Song by Cannibal Corpse

from the album Tomb of the Mutilated
- Released: September 1992
- Studio: Morrisound Recording
- Genre: Death metal
- Length: 6:59
- Label: Metal Blade Records
- Composers: Jack Owen, Paul Mazurkiewicz
- Lyricist: Chris Barnes
- Producer: Scott Burns

= I Cum Blood =

"I Cum Blood" is a song by American death metal band Cannibal Corpse. It is the second track from their third studio album Tomb of the Mutilated, released in 1992.
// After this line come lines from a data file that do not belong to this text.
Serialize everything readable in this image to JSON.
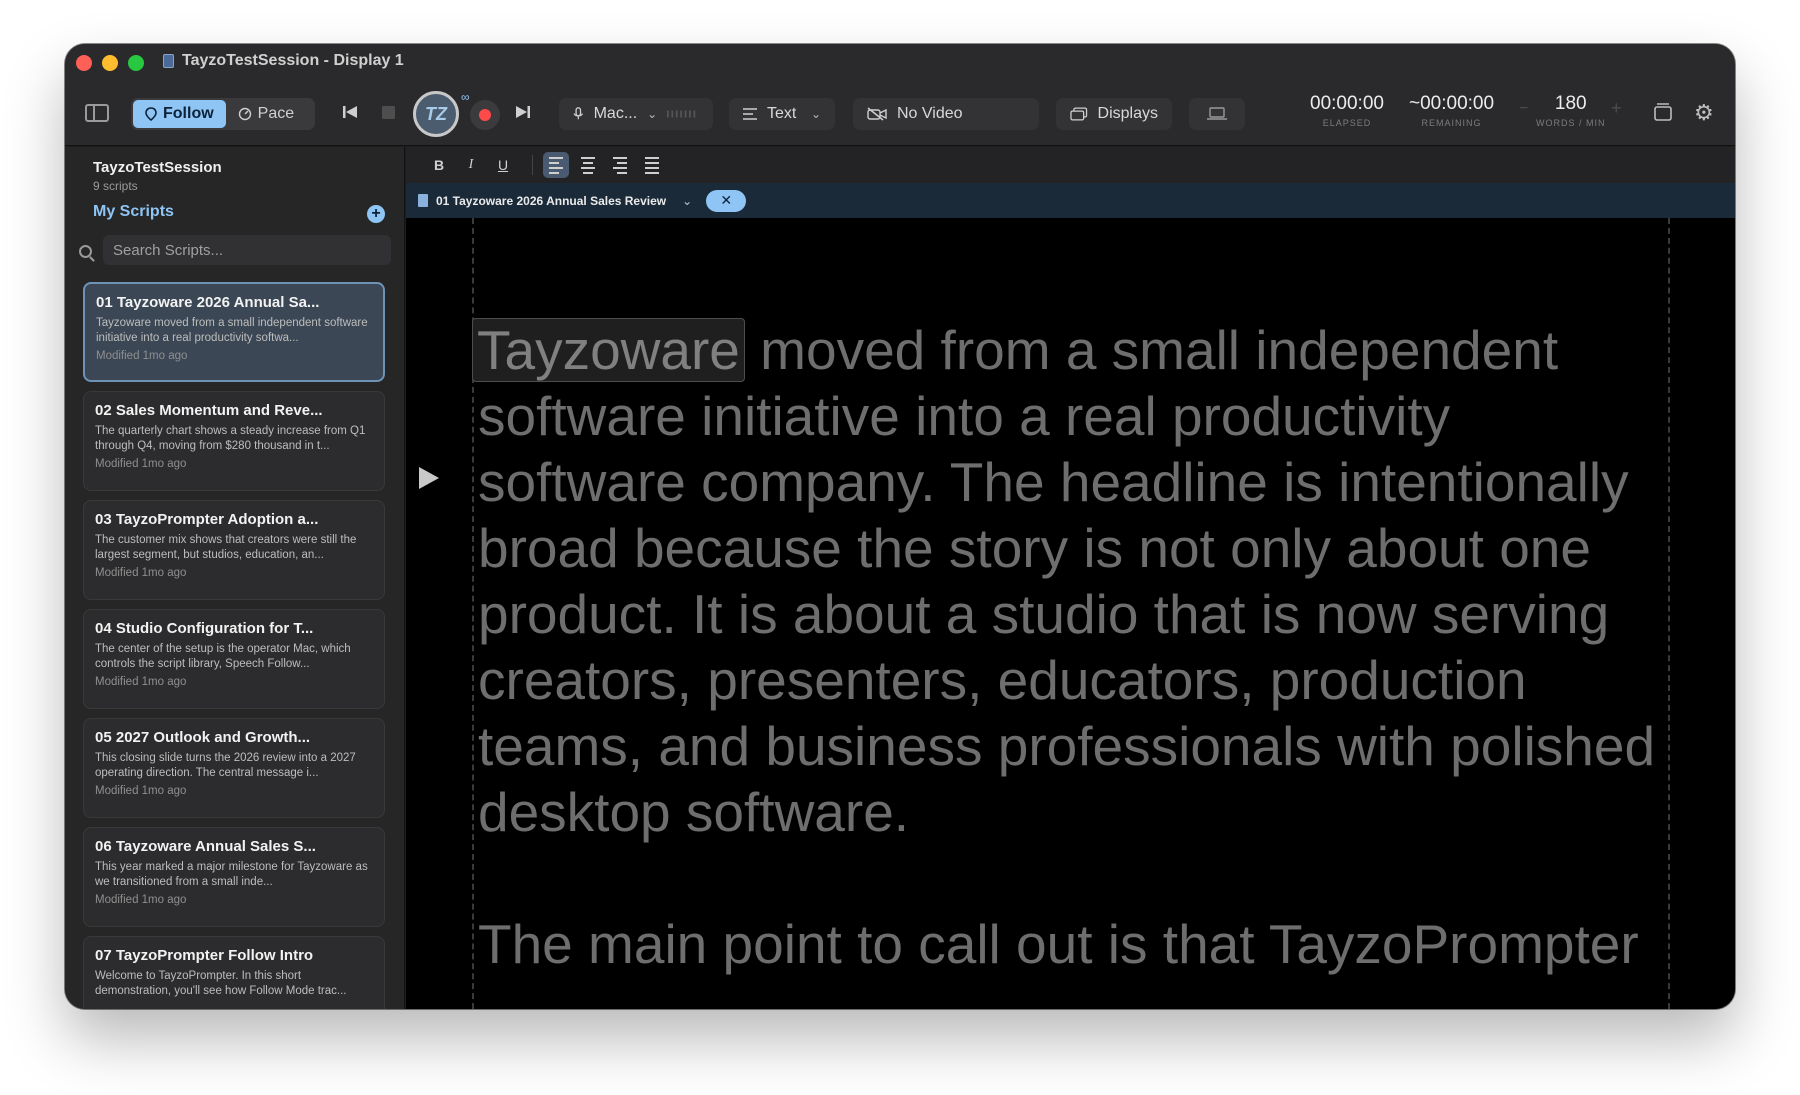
{
  "window": {
    "title": "TayzoTestSession - Display 1"
  },
  "toolbar": {
    "modes": [
      {
        "label": "Follow",
        "icon": "follow-icon",
        "active": true
      },
      {
        "label": "Pace",
        "icon": "pace-icon",
        "active": false
      }
    ],
    "mic_label": "Mac...",
    "view_label": "Text",
    "video_label": "No Video",
    "displays_label": "Displays",
    "elapsed": {
      "value": "00:00:00",
      "label": "ELAPSED"
    },
    "remaining": {
      "value": "~00:00:00",
      "label": "REMAINING"
    },
    "speed": {
      "value": "180",
      "label": "WORDS / MIN",
      "minus": "−",
      "plus": "+"
    },
    "logo_text": "TZ"
  },
  "sidebar": {
    "session_title": "TayzoTestSession",
    "script_count": "9 scripts",
    "section_title": "My Scripts",
    "add_symbol": "+",
    "search_placeholder": "Search Scripts...",
    "scripts": [
      {
        "title": "01 Tayzoware 2026 Annual Sa...",
        "snippet": "Tayzoware moved from a small independent software initiative into a real productivity softwa...",
        "modified": "Modified 1mo ago",
        "active": true
      },
      {
        "title": "02 Sales Momentum and Reve...",
        "snippet": "The quarterly chart shows a steady increase from Q1 through Q4, moving from $280 thousand in t...",
        "modified": "Modified 1mo ago"
      },
      {
        "title": "03 TayzoPrompter Adoption a...",
        "snippet": "The customer mix shows that creators were still the largest segment, but studios, education, an...",
        "modified": "Modified 1mo ago"
      },
      {
        "title": "04 Studio Configuration for T...",
        "snippet": "The center of the setup is the operator Mac, which controls the script library, Speech Follow...",
        "modified": "Modified 1mo ago"
      },
      {
        "title": "05 2027 Outlook and Growth...",
        "snippet": "This closing slide turns the 2026 review into a 2027 operating direction. The central message i...",
        "modified": "Modified 1mo ago"
      },
      {
        "title": "06 Tayzoware Annual Sales S...",
        "snippet": "This year marked a major milestone for Tayzoware as we transitioned from a small inde...",
        "modified": "Modified 1mo ago"
      },
      {
        "title": "07 TayzoPrompter Follow Intro",
        "snippet": "Welcome to TayzoPrompter. In this short demonstration, you'll see how Follow Mode trac...",
        "modified": ""
      }
    ]
  },
  "editor": {
    "format_buttons": {
      "bold": "B",
      "italic": "I",
      "underline": "U"
    },
    "tab_title": "01 Tayzoware 2026 Annual Sales Review",
    "tab_close": "✕",
    "current_word": "Tayzoware",
    "paragraph_1_rest": " moved from a small independent software initiative into a real productivity software company. The headline is intentionally broad because the story is not only about one product. It is about a studio that is now serving creators, presenters, educators, production teams, and business professionals with polished desktop software.",
    "paragraph_2": "The main point to call out is that TayzoPrompter"
  },
  "colors": {
    "accent": "#8ec5f5",
    "record": "#ff4a4a",
    "text_dim": "#6e6e6e",
    "window_bg": "#1e1e1f"
  }
}
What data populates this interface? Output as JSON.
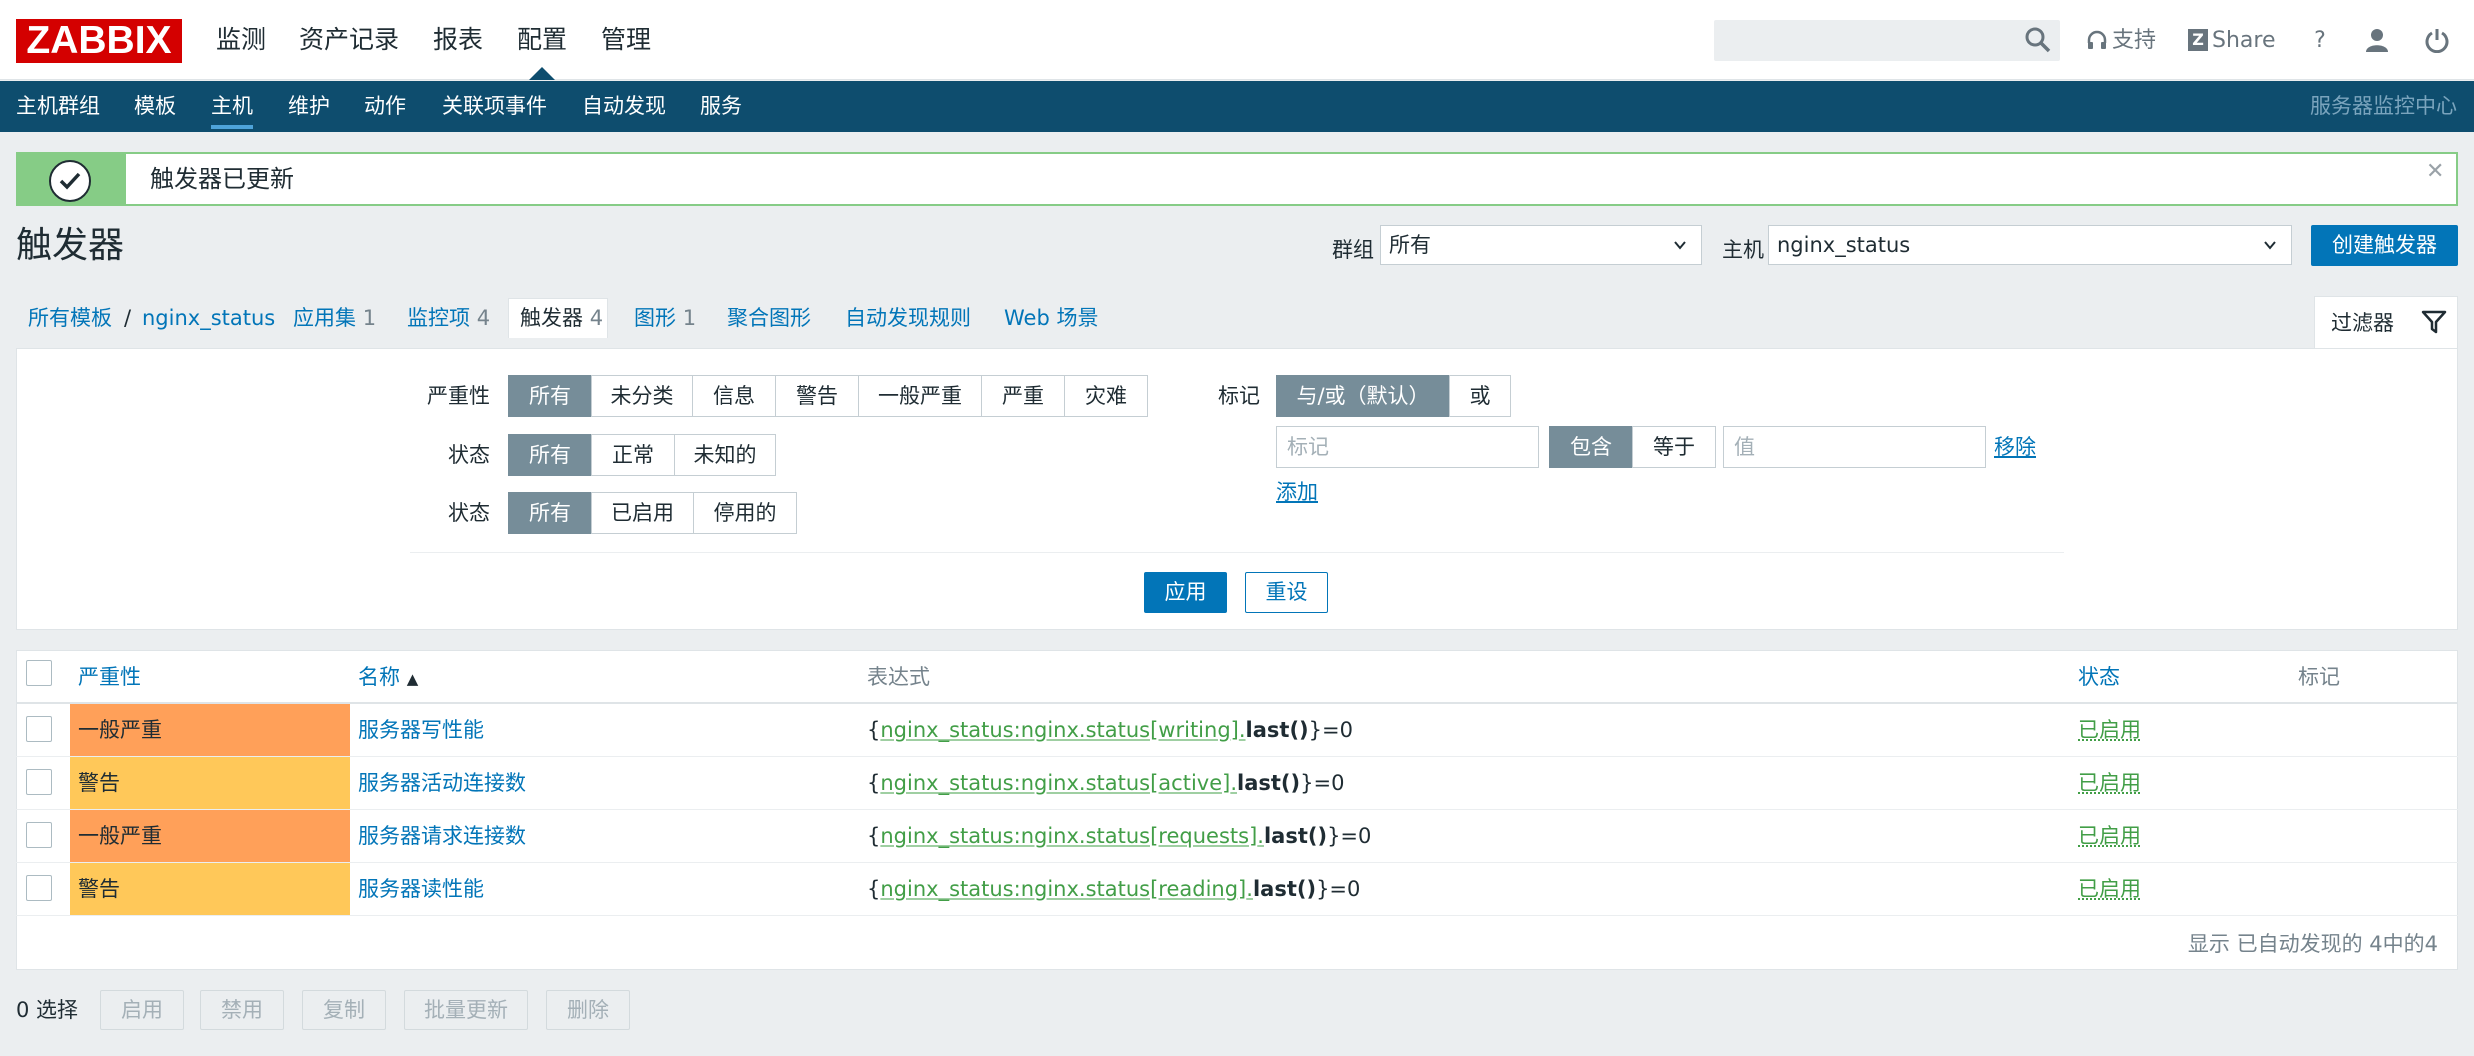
{
  "logo": "ZABBIX",
  "top_menu": [
    "监测",
    "资产记录",
    "报表",
    "配置",
    "管理"
  ],
  "top_links": {
    "support": "支持",
    "share": "Share",
    "help": "?"
  },
  "sub_menu": [
    "主机群组",
    "模板",
    "主机",
    "维护",
    "动作",
    "关联项事件",
    "自动发现",
    "服务"
  ],
  "server_name": "服务器监控中心",
  "message": "触发器已更新",
  "page_title": "触发器",
  "header": {
    "group_label": "群组",
    "group_value": "所有",
    "host_label": "主机",
    "host_value": "nginx_status",
    "create_button": "创建触发器"
  },
  "breadcrumb": {
    "all_templates": "所有模板",
    "sep": "/",
    "host": "nginx_status",
    "tabs": [
      {
        "label": "应用集",
        "count": "1"
      },
      {
        "label": "监控项",
        "count": "4"
      },
      {
        "label": "触发器",
        "count": "4"
      },
      {
        "label": "图形",
        "count": "1"
      },
      {
        "label": "聚合图形",
        "count": ""
      },
      {
        "label": "自动发现规则",
        "count": ""
      },
      {
        "label": "Web 场景",
        "count": ""
      }
    ],
    "filter_tab": "过滤器"
  },
  "filter": {
    "severity_label": "严重性",
    "severity_options": [
      "所有",
      "未分类",
      "信息",
      "警告",
      "一般严重",
      "严重",
      "灾难"
    ],
    "state_label": "状态",
    "state_options": [
      "所有",
      "正常",
      "未知的"
    ],
    "status_label": "状态",
    "status_options": [
      "所有",
      "已启用",
      "停用的"
    ],
    "tags_label": "标记",
    "tags_eval_options": [
      "与/或（默认）",
      "或"
    ],
    "tag_placeholder": "标记",
    "tag_op_options": [
      "包含",
      "等于"
    ],
    "value_placeholder": "值",
    "remove_link": "移除",
    "add_link": "添加",
    "apply_button": "应用",
    "reset_button": "重设"
  },
  "table": {
    "headers": {
      "severity": "严重性",
      "name": "名称",
      "name_sort": "▲",
      "expression": "表达式",
      "status": "状态",
      "tags": "标记"
    },
    "rows": [
      {
        "severity": "一般严重",
        "severity_color": "#ffa059",
        "name": "服务器写性能",
        "expr_open": "{",
        "expr_key": "nginx_status:nginx.status[writing]",
        "expr_dot": ".",
        "expr_func": "last()",
        "expr_close": "}=0",
        "status": "已启用"
      },
      {
        "severity": "警告",
        "severity_color": "#ffc859",
        "name": "服务器活动连接数",
        "expr_open": "{",
        "expr_key": "nginx_status:nginx.status[active]",
        "expr_dot": ".",
        "expr_func": "last()",
        "expr_close": "}=0",
        "status": "已启用"
      },
      {
        "severity": "一般严重",
        "severity_color": "#ffa059",
        "name": "服务器请求连接数",
        "expr_open": "{",
        "expr_key": "nginx_status:nginx.status[requests]",
        "expr_dot": ".",
        "expr_func": "last()",
        "expr_close": "}=0",
        "status": "已启用"
      },
      {
        "severity": "警告",
        "severity_color": "#ffc859",
        "name": "服务器读性能",
        "expr_open": "{",
        "expr_key": "nginx_status:nginx.status[reading]",
        "expr_dot": ".",
        "expr_func": "last()",
        "expr_close": "}=0",
        "status": "已启用"
      }
    ],
    "footer": "显示 已自动发现的 4中的4"
  },
  "actions": {
    "selected": "0 选择",
    "buttons": [
      "启用",
      "禁用",
      "复制",
      "批量更新",
      "删除"
    ]
  }
}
The track is almost always included in the band's live sets. The song is also routinely mentioned in conversations regarding the band's controversial song titles from early in their career.

== Lyrics ==
The song is noted for its extremely perverse subject matter, which explores themes including mutilation and sexual violence. Loudwire stated that "the song’s title leaves nothing to the imagination." OC Weekly called the song "disgustingly gross", and advised the listener against reading the lyrics altogether. Metal Hammer said the track contained "eye-watering horror", and arts/culture magazine Vice called the lyrics "colorful".

== In popular culture ==
The song is featured in Grand Theft Auto IV on the Liberty City hardcore punk radio station. Phoenix New Times wrote: "I challenge you to hear the intro to this song and not immediately want to start driving at full speed into an entire sidewalk of pedestrians. The only real shame is that the song didn’t carry on when you bailed out the car to start flinging grenades at them."